The debate started out behind closed doors but quickly jumped into the mainstream press. The news hook was that a lesbian student at Tufts University claimed that, under the campus nondiscrimination policy, she had been unfairly denied access to a leadership role in the Tufts Christian Fellowship, which was affiliated with InterVarsity. The campus chapter was banished, at first, but then allowed to re-draft its charter to stress that it was a doctrinally defined religious association, one requiring its leaders to “seek to adhere to biblical standards and belief in all areas of their lives.” The story was already rather old at that time, as I noted in an “On Religion” column.

“We have had more challenges to our basic right to exist in campus settings during the past two years than in the previous 55 combined,” said Steve Hayner, president of InterVarsity Christian Fellowship USA. “It’s not just us. … This is hitting Catholics and Muslims and others. What we are seeing is a growing challenge to religious free speech — period.” …
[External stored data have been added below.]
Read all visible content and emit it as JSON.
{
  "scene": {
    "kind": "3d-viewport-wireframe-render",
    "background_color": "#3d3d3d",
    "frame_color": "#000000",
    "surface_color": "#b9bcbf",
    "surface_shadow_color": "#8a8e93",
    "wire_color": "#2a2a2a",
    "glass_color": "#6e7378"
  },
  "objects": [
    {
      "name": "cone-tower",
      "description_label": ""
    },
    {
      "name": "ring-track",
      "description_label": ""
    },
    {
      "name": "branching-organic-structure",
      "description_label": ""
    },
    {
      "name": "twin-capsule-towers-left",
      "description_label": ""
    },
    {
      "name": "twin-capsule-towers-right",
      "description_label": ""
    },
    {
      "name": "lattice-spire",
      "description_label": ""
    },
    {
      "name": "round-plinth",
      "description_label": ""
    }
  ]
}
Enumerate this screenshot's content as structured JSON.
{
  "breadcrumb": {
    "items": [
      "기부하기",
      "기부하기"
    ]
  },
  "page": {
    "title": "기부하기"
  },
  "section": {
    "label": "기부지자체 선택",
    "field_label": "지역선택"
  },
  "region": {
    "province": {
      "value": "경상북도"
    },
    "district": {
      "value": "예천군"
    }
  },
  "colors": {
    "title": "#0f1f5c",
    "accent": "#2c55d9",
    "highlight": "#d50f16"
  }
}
InterVarsity created a “Religious Liberties Crisis Team” in response to this dispute and similar cases on five other campuses. Then attorney David French of Cornell Law School and Tufts InterVarsity staff member Curtis Chang produced a sobering handbook for others who will face similar conflicts. French and Chang noted: “In a free country, individuals or groups are permitted to form schools that serve only Christians, or only Jews, or only Muslims, or only gays.” For traditional Christians at private schools, the “sad reality is that there may come a time when you are no longer welcome … and there is nothing that any lawyer can do to change that decision.”